Keele Cardiovascular Research Group, Centre for Prognosis Research, Institutes of Applied Clinical Science and Primary Care and Health Sciences, Keele University, Keele, UK.

Background: Patients with leukaemia are at increased risk of cardiovascular events. There are limited outcomes data for patients with a history of leukaemia who present with an acute myocardial infarction (AMI).

Methods: We queried the Nationwide Inpatient Sample (2004-2014) for patients with a primary discharge diagnosis of AMI, and a concomitant diagnosis of leukaemia, and further stratified according to the subtype of leukaemia. Multivariable logistic regression was conducted to identify the association between leukaemia and major acute cardiovascular and cerebrovascular events (MACCE; composite of mortality, stroke and cardiac complications) and bleeding.

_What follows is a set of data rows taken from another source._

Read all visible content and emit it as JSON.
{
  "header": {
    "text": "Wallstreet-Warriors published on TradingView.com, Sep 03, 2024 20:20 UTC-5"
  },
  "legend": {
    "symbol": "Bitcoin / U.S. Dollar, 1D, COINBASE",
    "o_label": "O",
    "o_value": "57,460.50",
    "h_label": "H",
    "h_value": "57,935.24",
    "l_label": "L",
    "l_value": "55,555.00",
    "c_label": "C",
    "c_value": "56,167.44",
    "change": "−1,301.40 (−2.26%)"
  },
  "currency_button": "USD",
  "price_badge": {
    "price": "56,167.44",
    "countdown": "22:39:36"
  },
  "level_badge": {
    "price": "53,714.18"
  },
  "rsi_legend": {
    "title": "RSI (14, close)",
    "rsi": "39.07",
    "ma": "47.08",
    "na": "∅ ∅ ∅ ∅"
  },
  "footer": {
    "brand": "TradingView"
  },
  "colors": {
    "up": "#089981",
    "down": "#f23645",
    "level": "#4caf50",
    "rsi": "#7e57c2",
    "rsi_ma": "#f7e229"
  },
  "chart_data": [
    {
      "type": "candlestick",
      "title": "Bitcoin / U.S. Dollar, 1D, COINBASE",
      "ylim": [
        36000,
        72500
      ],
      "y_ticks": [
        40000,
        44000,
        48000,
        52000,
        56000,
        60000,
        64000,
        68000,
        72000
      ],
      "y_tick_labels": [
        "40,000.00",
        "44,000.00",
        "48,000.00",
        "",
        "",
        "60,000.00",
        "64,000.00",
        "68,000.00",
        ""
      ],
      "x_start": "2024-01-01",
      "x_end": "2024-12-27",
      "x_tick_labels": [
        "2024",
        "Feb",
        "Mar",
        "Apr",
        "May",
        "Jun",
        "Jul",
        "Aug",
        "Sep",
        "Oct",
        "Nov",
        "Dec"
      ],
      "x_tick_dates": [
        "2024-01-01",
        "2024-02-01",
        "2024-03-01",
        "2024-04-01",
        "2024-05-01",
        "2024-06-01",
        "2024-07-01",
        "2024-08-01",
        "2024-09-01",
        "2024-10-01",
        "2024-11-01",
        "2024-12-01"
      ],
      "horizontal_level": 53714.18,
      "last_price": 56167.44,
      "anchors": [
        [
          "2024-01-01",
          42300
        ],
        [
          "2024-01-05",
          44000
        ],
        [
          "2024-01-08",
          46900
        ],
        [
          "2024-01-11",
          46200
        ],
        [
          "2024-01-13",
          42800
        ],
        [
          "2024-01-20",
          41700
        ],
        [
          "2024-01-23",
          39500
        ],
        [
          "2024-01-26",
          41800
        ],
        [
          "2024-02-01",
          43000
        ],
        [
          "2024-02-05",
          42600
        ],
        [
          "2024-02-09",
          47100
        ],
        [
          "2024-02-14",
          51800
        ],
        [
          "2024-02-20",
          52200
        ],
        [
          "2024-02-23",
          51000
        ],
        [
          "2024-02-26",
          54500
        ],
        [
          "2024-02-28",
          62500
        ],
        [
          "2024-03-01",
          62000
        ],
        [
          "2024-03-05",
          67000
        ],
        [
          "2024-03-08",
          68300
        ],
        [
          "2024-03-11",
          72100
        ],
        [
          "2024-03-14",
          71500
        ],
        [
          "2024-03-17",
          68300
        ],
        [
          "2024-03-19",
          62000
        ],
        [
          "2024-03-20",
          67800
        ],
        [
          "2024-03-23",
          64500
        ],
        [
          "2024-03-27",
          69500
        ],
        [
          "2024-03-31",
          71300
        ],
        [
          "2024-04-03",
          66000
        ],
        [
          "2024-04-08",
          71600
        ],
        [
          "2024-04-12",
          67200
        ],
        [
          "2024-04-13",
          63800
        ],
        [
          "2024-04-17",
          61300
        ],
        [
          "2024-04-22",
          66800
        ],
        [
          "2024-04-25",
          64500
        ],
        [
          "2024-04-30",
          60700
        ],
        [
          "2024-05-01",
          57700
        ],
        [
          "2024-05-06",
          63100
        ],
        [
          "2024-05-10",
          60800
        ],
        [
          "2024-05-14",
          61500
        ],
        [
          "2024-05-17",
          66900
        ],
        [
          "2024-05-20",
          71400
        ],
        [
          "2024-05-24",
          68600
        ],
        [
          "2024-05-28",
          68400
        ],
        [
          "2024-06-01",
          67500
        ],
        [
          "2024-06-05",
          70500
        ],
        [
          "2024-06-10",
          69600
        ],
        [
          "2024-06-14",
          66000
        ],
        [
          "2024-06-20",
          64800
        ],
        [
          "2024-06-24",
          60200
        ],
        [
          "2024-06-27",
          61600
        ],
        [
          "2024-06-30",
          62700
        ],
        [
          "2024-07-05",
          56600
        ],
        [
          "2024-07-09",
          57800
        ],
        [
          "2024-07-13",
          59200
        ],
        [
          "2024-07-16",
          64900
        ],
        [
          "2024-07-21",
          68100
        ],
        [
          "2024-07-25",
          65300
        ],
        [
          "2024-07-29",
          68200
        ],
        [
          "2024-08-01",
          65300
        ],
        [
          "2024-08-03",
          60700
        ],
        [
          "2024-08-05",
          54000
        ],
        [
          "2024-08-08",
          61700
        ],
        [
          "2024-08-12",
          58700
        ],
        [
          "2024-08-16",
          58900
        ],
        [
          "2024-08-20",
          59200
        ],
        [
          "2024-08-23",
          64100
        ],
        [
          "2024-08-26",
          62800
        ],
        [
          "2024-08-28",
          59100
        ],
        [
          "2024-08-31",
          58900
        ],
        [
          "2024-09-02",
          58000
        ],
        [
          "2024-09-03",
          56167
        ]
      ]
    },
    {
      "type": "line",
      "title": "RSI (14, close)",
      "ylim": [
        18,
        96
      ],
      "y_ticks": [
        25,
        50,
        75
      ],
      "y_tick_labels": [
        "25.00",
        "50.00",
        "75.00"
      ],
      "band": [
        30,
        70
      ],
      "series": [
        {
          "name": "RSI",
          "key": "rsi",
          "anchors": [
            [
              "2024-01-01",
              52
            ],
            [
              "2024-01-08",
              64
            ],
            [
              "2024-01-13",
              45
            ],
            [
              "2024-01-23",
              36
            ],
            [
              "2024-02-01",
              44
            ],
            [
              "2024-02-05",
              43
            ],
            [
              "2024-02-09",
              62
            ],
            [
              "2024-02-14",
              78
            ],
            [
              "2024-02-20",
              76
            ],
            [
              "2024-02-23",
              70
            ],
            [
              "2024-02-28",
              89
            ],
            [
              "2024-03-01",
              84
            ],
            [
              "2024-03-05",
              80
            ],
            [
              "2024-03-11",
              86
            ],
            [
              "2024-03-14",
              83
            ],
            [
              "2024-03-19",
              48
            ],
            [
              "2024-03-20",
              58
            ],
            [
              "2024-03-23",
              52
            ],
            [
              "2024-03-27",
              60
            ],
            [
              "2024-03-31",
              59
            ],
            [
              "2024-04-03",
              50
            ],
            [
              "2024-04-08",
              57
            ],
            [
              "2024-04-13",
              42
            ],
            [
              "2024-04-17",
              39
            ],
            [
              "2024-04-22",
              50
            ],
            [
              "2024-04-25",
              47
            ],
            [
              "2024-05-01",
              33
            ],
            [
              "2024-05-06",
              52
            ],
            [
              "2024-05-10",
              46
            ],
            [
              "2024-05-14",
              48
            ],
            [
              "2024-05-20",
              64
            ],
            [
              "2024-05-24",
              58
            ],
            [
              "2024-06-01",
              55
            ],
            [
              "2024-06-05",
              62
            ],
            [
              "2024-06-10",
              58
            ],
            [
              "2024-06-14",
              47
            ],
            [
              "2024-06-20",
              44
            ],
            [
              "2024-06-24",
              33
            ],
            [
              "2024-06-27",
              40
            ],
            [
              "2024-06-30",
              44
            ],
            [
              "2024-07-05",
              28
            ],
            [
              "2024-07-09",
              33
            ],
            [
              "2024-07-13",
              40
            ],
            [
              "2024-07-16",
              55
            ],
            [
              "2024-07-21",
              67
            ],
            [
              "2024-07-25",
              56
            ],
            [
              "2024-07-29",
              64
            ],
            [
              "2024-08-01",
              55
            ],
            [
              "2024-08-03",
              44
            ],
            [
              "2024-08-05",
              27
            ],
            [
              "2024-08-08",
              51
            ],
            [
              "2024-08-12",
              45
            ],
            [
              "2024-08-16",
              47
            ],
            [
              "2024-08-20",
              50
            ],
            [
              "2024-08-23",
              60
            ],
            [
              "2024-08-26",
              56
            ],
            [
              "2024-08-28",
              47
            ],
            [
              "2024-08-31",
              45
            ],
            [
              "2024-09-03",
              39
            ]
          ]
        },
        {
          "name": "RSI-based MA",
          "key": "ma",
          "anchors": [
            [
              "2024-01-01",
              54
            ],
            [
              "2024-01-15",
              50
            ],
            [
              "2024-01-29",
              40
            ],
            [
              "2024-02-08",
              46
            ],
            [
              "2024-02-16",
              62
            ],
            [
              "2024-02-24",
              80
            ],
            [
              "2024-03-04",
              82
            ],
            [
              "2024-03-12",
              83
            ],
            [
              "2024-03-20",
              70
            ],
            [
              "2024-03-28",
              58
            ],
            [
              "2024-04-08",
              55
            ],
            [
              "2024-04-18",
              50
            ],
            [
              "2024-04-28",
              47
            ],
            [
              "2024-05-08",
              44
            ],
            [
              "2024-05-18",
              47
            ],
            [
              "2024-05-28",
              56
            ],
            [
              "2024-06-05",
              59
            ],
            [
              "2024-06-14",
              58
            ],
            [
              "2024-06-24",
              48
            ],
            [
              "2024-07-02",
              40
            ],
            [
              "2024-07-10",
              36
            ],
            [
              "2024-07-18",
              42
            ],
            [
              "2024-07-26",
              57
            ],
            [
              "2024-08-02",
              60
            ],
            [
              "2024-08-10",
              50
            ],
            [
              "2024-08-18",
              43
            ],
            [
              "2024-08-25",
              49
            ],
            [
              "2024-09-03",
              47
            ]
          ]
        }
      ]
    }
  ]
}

Results: Out of 6 750 878 AMI admissions, a total of 21 694 patients had a leukaemia diagnosis. The leukaemia group experienced higher rates of MACCE (11.8% vs 7.8%), mortality (10.3% vs 5.8%) and bleeding (5.6% vs 5.3%). Following adjustments, leukaemia was independently associated with increased odds of MACCE (OR 1.26 [1.20, 1.31]) and mortality (OR 1.43 [1.37, 1.50]) without an increased risk of bleeding (OR 0.86 [0.81, 0.92]). Acute myeloid leukaemia (AML) was associated with approximately threefold risk of MACCE (OR 2.81 [2.51, 3.13]) and a fourfold risk of mortality (OR 3.75 [3.34, 4.22]). Patients with leukaemia were less likely to undergo coronary angiography (CA) (48.5% vs 64.5%) and percutaneous coronary intervention (PCI) (28.2% vs 42.9%) compared with those without leukaemia.

Conclusion: Patients with leukaemia, especially those with AML, are associated with poor clinical outcomes after AMI, and are less likely to receive CA and PCI compared with those without leukaemia. A multi-disciplinary approach between cardiologists and haematology oncologists may improve the outcomes of patients with leukaemia after AMI.